If you're really keen on the rules-less forums, and the idea that posting tidbits that can be plopped together, but aren't an actual game or attempt to design a real, working, look-it-has-a-title game, then you would likely find RPG.net more to your liking, or the RPG Create mailing list (via Yahoo). Both of these provide these items -- the former providing OT chat areas and/or light moderation in established forums, the latter providing plenty of one-off ideas for discussion that are not part of any game.

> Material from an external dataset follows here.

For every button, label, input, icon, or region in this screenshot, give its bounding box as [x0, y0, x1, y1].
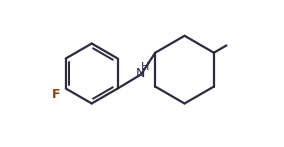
Text: F: F — [52, 88, 61, 101]
Text: H: H — [141, 62, 149, 72]
Text: N: N — [135, 67, 145, 80]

I hope that helps answer your concerns about why the Forge is structured and moderated the way it is.
Rev. Ravenscrye Grey Daegmorgan
Wild Hunt Studio

permacultureguerilla


Doctor Xero

What about posting a practice game?

I mean a game which could not possibly ever become a marketable game
(based on owned properties, too specific in its audience, etc.) but which works
well as a good project through which the amateur game designer hones his/her craft
before embarking on a marketable project.

Doctor Xero
"The human brain is the most public organ on the face of the earth....virtually all the business is the direct result of thinking that has already occurred in other minds.  We pass thoughts around, from mind to mind..." --Lewis Thomas

Alex Johnson

Quote from: Doctor XeroWhat about posting a practice game?

I'm interested in the answer to this question.  I've been in the practice of making games based on rather high profile licenses that I wouldn't hope of getting rights to.  To me, the point of making a game is in the enjoyment we can get out of playing it, not the money (although I recognize this might be motivation for other posters).  Therefore, in my terms "publishing" means a PDF and a willingness to discuss and support (to a limited extent) my product, and I'll be interested in feedback and looking for help here at The Forge.

Shreyas Sampat

Xero, I direct you to Raven's insightful and eloquent post above.

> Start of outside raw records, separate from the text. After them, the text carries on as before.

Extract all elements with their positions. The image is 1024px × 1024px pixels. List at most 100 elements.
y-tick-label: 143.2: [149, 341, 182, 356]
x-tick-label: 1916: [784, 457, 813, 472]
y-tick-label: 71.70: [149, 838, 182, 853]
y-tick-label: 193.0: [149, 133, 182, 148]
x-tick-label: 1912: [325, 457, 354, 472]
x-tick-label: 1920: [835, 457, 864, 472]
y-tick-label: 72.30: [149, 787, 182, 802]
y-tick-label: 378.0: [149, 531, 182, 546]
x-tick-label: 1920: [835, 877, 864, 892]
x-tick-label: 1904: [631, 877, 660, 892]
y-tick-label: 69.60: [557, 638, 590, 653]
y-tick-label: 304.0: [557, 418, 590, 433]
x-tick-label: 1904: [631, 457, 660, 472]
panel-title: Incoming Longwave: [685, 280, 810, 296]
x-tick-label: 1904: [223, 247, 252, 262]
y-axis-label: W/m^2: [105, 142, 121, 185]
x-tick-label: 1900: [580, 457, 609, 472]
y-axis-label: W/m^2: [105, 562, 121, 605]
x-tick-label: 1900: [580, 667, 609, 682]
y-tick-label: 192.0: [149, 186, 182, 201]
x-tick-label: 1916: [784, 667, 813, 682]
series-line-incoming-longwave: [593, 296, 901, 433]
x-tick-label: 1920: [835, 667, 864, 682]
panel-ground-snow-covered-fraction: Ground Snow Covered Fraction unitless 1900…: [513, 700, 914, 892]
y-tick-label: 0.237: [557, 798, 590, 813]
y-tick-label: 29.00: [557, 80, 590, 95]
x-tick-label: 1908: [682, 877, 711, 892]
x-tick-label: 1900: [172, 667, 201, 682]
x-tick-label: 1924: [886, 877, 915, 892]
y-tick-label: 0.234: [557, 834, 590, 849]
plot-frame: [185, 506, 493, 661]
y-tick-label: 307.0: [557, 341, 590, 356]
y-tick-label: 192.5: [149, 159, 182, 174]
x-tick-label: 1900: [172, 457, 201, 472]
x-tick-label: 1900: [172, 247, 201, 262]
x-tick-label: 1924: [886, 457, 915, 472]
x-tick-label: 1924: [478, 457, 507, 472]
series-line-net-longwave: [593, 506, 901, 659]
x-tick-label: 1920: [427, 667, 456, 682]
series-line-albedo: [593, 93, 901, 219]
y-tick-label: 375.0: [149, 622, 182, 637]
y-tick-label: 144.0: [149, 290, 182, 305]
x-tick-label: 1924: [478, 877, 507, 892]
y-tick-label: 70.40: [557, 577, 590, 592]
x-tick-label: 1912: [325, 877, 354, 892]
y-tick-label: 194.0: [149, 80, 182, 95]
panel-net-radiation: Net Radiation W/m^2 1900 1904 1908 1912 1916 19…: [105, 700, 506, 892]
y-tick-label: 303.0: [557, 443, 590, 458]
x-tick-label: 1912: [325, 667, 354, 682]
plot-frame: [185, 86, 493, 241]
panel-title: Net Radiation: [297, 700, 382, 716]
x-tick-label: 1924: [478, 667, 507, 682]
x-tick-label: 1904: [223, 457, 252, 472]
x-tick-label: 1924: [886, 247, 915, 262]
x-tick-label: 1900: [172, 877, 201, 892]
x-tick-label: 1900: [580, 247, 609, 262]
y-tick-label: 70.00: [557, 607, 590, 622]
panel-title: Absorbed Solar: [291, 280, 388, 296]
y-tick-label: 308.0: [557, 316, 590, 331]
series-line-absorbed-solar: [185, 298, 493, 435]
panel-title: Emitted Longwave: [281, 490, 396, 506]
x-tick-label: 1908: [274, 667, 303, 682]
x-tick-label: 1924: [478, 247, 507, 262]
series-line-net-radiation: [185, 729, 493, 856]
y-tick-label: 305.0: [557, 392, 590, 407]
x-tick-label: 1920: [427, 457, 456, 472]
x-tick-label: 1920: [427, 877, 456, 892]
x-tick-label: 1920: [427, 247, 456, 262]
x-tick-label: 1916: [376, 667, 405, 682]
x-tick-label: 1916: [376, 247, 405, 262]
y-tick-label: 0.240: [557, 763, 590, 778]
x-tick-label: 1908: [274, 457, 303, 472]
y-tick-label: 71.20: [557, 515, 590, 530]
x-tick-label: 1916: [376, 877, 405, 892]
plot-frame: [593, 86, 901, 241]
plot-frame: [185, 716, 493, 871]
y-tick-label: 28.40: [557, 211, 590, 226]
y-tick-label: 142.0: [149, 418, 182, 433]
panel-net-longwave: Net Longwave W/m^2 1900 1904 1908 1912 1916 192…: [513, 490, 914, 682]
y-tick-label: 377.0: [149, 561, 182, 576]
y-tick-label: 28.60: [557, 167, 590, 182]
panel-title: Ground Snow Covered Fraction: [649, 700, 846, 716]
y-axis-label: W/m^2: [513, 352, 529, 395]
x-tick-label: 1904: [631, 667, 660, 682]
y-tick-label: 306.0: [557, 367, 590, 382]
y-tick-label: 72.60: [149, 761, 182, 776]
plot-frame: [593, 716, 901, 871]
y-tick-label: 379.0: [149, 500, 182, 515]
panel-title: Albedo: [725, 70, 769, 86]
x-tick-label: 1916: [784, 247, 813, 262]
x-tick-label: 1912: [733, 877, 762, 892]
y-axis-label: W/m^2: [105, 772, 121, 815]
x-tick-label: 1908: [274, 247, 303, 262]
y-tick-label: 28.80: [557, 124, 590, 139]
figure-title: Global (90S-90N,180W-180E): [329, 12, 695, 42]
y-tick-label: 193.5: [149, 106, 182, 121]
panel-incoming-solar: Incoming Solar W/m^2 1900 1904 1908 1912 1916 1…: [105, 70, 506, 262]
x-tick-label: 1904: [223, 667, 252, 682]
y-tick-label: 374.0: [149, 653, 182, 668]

"Practice games", as you call them, do not serve the stated goal of the Forge - to support the design and publishing of independent roleplaying games. So, any game you design under such intentions (and we do do so, at times; Iron Game Chef seems to be a good and successful example of "games for the sake of design") is of at best secondary importance, and I would thank you and others with similar intentions to state clearly and upfront whether you are seriously designing a game with intent to publish, or "designing for the sake of design". I know that my energy is better spent discussing Nine Worlds than it is with, say, "My New 15-minute Game" because I know where 9W is going, I know that the author has made a substantial investment of time and effort producing it, and from a completely selfish standpoint, I think promoting its success could be useful to me in the future, while "15min" could be discarded at any moment, and then my investment in critiquing it has not been used to its full advantage.

Alex, my advice to you is this: Designing for a license is needlessly difficult and you need not do it unless you are going to make money from it, because, honestly, I've observed a staggeringly high failure* rate for such games, and you're better off designing from the ground up, both for your future prospects and for your edification.

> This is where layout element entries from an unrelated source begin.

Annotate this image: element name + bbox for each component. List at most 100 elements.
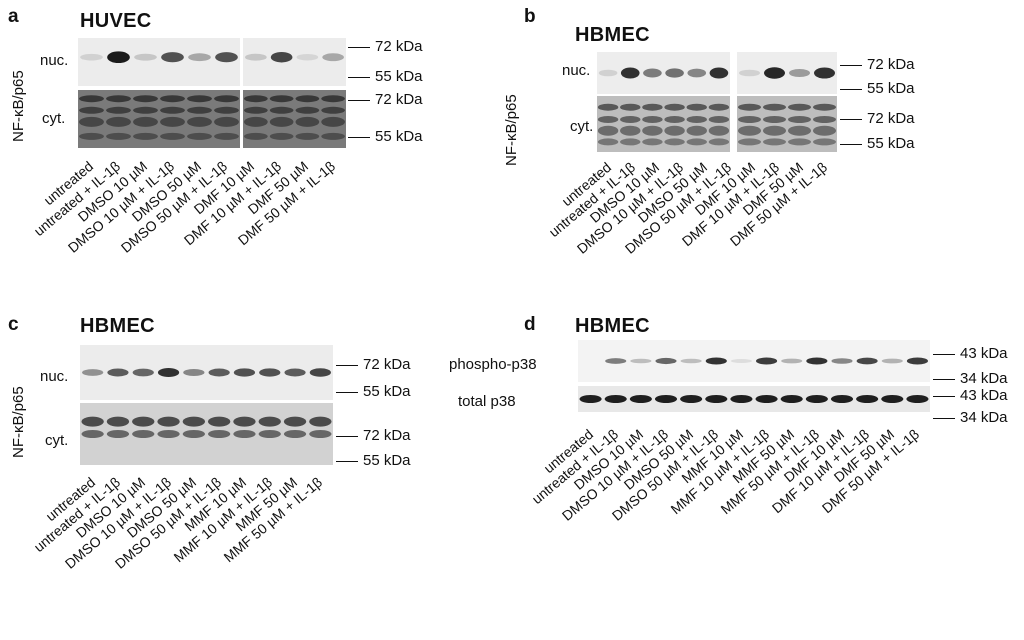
panel-c-title: HBMEC	[80, 315, 155, 337]
panel-c-nuc-band	[157, 368, 180, 377]
panel-d-blot	[578, 340, 930, 412]
panel-d-phospho-band	[730, 358, 752, 364]
panel-b-cyt-left-band	[664, 103, 685, 111]
panel-b-cyt-left-band	[686, 103, 707, 111]
panel-b-cyt-right-band	[813, 125, 836, 136]
panel-b-cyt-left-band	[642, 138, 663, 146]
panel-b-nuc-left-band	[598, 69, 618, 77]
panel-a-nuc-right-band	[245, 53, 267, 61]
panel-a-marker-72-nuc: 72 kDa	[348, 38, 423, 55]
panel-a-cyt-right-band	[321, 95, 345, 103]
panel-a-marker-72-cyt: 72 kDa	[348, 91, 423, 108]
panel-c-cyt-band	[81, 416, 104, 427]
panel-b-row-cyt: cyt.	[570, 118, 594, 135]
panel-d-phospho-band	[806, 357, 828, 365]
panel-a-blot	[78, 38, 346, 148]
panel-d-total-band	[730, 395, 753, 403]
panel-a-cyt-left-band	[106, 116, 131, 127]
panel-d-total-band	[906, 395, 929, 403]
panel-d-phospho-band	[680, 358, 702, 364]
panel-b-cyt-left-band	[708, 103, 730, 111]
panel-a-cyt-left-band	[214, 106, 239, 114]
panel-a-cyt-right-band	[321, 106, 345, 114]
panel-a-cyt-left-band	[187, 106, 212, 114]
panel-c-cyt-band	[81, 430, 104, 438]
panel-c-nuc-band	[233, 368, 256, 377]
panel-b-cyt-left-band	[597, 125, 619, 136]
panel-d-phospho-band	[756, 357, 778, 365]
panel-b-cyt-left-band	[708, 125, 730, 136]
panel-d-total-band	[780, 395, 803, 403]
panel-d-phospho-band	[881, 358, 903, 364]
panel-d-marker-34-total: 34 kDa	[933, 409, 1008, 426]
panel-a-cyt-left-band	[187, 116, 212, 127]
panel-d-phospho-band	[831, 358, 853, 364]
panel-d-phospho-band	[655, 357, 677, 365]
panel-b-cyt-right-band	[738, 116, 761, 124]
panel-b-nuc-right-band	[739, 69, 760, 77]
panel-c-cyt-band	[283, 430, 307, 438]
panel-c-nuc-band	[208, 368, 230, 377]
panel-b-cyt-right-band	[738, 125, 761, 136]
panel-a-cyt-left-band	[79, 116, 104, 127]
panel-d-phospho-band	[856, 357, 878, 365]
panel-b-cyt-right-band	[813, 138, 836, 146]
panel-c-blot	[80, 345, 333, 465]
panel-c-cyt-band	[233, 430, 256, 438]
panel-a-row-nuc: nuc.	[40, 52, 69, 69]
panel-d-row-phospho: phospho-p38	[449, 356, 537, 373]
panel-c-cyt-band	[309, 416, 332, 427]
panel-c-cyt-band	[309, 430, 332, 438]
panel-c-cyt-band	[132, 416, 155, 427]
panel-b-cyt-left-band	[597, 116, 619, 124]
panel-c-nuc-band	[183, 369, 205, 376]
panel-b-cyt-right-band	[738, 138, 761, 146]
panel-c-nuc-band	[259, 368, 281, 377]
panel-c-row-cyt: cyt.	[45, 432, 69, 449]
panel-c-letter: c	[8, 314, 19, 335]
panel-b-ylabel: NF-κB/p65	[503, 94, 520, 166]
panel-a-cyt-left-band	[133, 132, 158, 140]
panel-b-row-nuc: nuc.	[562, 62, 591, 79]
panel-b-cyt-right-band	[813, 116, 836, 124]
panel-a-nuc-left-band	[134, 53, 157, 61]
panel-a-cyt-left-band	[160, 116, 185, 127]
panel-a-cyt-left-band	[214, 132, 239, 140]
panel-b-cyt-right-band	[788, 116, 811, 124]
panel-b-cyt-left-band	[664, 138, 685, 146]
panel-c-cyt-band	[157, 430, 180, 438]
panel-d-phospho-band	[705, 357, 727, 365]
panel-d-total-band	[881, 395, 904, 403]
panel-b-nuc-right-band	[814, 67, 835, 79]
panel-a-cyt-right-band	[269, 116, 294, 127]
panel-a-cyt-left-band	[106, 95, 131, 103]
panel-a-cyt-left-strip	[78, 90, 240, 148]
panel-a-cyt-left-band	[133, 95, 158, 103]
panel-b-nuc-left-band	[687, 68, 707, 78]
panel-b-nuc-left-band	[665, 68, 684, 78]
panel-c-cyt-band	[258, 416, 281, 427]
panel-c-cyt-band	[106, 430, 130, 438]
panel-a-nuc-left-band	[188, 53, 211, 62]
panel-c-row-nuc: nuc.	[40, 368, 69, 385]
panel-a-cyt-right-band	[321, 116, 345, 127]
panel-a-title: HUVEC	[80, 10, 152, 32]
panel-b-nuc-right-band	[764, 67, 785, 79]
panel-a-cyt-left-band	[79, 132, 104, 140]
panel-a-cyt-left-band	[214, 116, 239, 127]
panel-a-cyt-left-band	[106, 132, 131, 140]
panel-c-cyt-band	[157, 416, 180, 427]
panel-a-letter: a	[8, 6, 19, 27]
panel-d-total-band	[629, 395, 652, 403]
panel-d-marker-34-phos: 34 kDa	[933, 370, 1008, 387]
panel-d-letter: d	[524, 314, 536, 335]
panel-b-cyt-left-band	[708, 138, 730, 146]
panel-b-cyt-left-band	[642, 103, 663, 111]
panel-b-marker-72-nuc: 72 kDa	[840, 56, 915, 73]
panel-d-phospho-band	[906, 357, 928, 365]
panel-b-cyt-left-band	[708, 116, 730, 124]
panel-a-nuc-left-band	[161, 52, 184, 63]
panel-a-cyt-right-band	[321, 132, 345, 140]
panel-a-nuc-right-strip	[243, 38, 346, 86]
panel-b-cyt-left-band	[597, 103, 619, 111]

*: Failing to produce play that convincingly resembles the license.

Adorame

I placed an idea thread on this topic myself.  Basically I was thinking we should all help each other out by making a list of basic things our sytem consists of and then once everyone has put in the input a mod or admin could go over one each week either by senority or randomly each week.  A few ideas for a list we could all follow would be:

Game Name:
Genre:
Published: (yes, no)
Years in development or since published
Pages:
Dice used:
website:
art link:
story link:
setting link:
Brief game overview:
Posting purpose: (what is your need) ex. beta testers, artists, writers etc.)


What do you guys think?  If anyone has suggestions to add please let me know.
All that glitters is not gold. All who wander are not lost.